There is a software called Brandmap$^1$ which can return a biplot from a matrix. I am trying to run the same result in R but the coordinates are not the same.
First I input a simple matrix into the software.
x1 x2 x3
a 6 3 7
b 8 6 7
c 9 4 2
There were several options of data centering and I chose to center the data by subtracting every number in the matrix from its (row mean*column mean/grand mean).
x1 x2 x3
a -1.076923 -1.00 2.0769231
b -1.288462 0.75 0.5384615
c 2.365385 0.25 -2.6153846
Then I chose column factorization to create a biplot. I guess it means a covariance biplot which the singular values are totally assigned to the right singular vectors.

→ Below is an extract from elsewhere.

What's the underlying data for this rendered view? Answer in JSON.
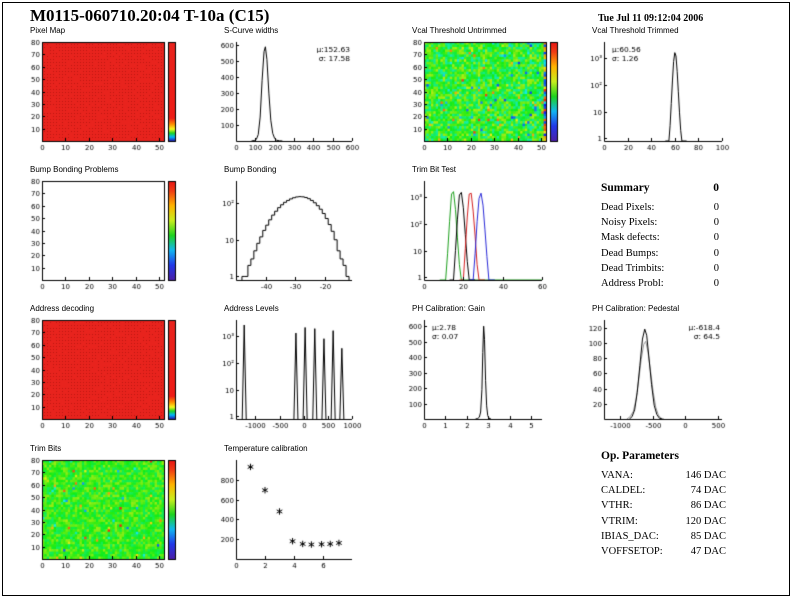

It showed the coordinates:
dim1 dim2
x1 -2.81 -0.73
x2 -0.55 1.15
x3 3.36 -0.42
a 1.58 -1.78
b 0.75 2.26
c -2.33 -0.48
I tried to calculate the same results in R.
> P = matrix(c(6,8,9,3,6,4,7,7,2),nrow=3)
> row.names(P)=c("a","b","c")
> colnames(P)=c("x1","x2","x3")
> P
x1 x2 x3
a 6 3 7
b 8 6 7
c 9 4 2
> r1 = matrix(rep(1,3)) #row sum
> c1 = matrix(rep(1,3)) #column sum
> r = P%*%r1
> c = t(P)%*%c1
> L = P - r%*%t(c)/sum(P) #subtract row mean*column mean/grand mean
> L
x1 x2 x3
a -1.076923 -1.00 2.0769231
b -1.288462 0.75 0.5384615
c 2.365385 0.25 -2.6153846
> S = svd(L)
> S$v%*%diag(S$d)
[,1] [,2] [,3]
[1,] 2.8077724 0.7289408 -8.10596e-17
[2,] 0.5487104 -1.1506159 -8.10596e-17
[3,] -3.3564829 0.4216750 -8.10596e-17
> S$u
[,1] [,2] [,3]
[1,] -0.5420705 0.6105950 0.5773503
[2,] -0.2577555 -0.7747443 0.5773503
[3,] 0.7998260 0.1641494 0.5773503
I found that the values in the right vector are the same but with negative sign and all the values in the left vector are multiplied by -2.918. I am not sure if there is any weighting in the calculation of that software. What kind of adjustment I can try so that I can run the same results in R?
$^1$ Note from @ttnphns: I suppose this software does correspondense analysis, not just arbitrary biplot. CA is very often used in brand research.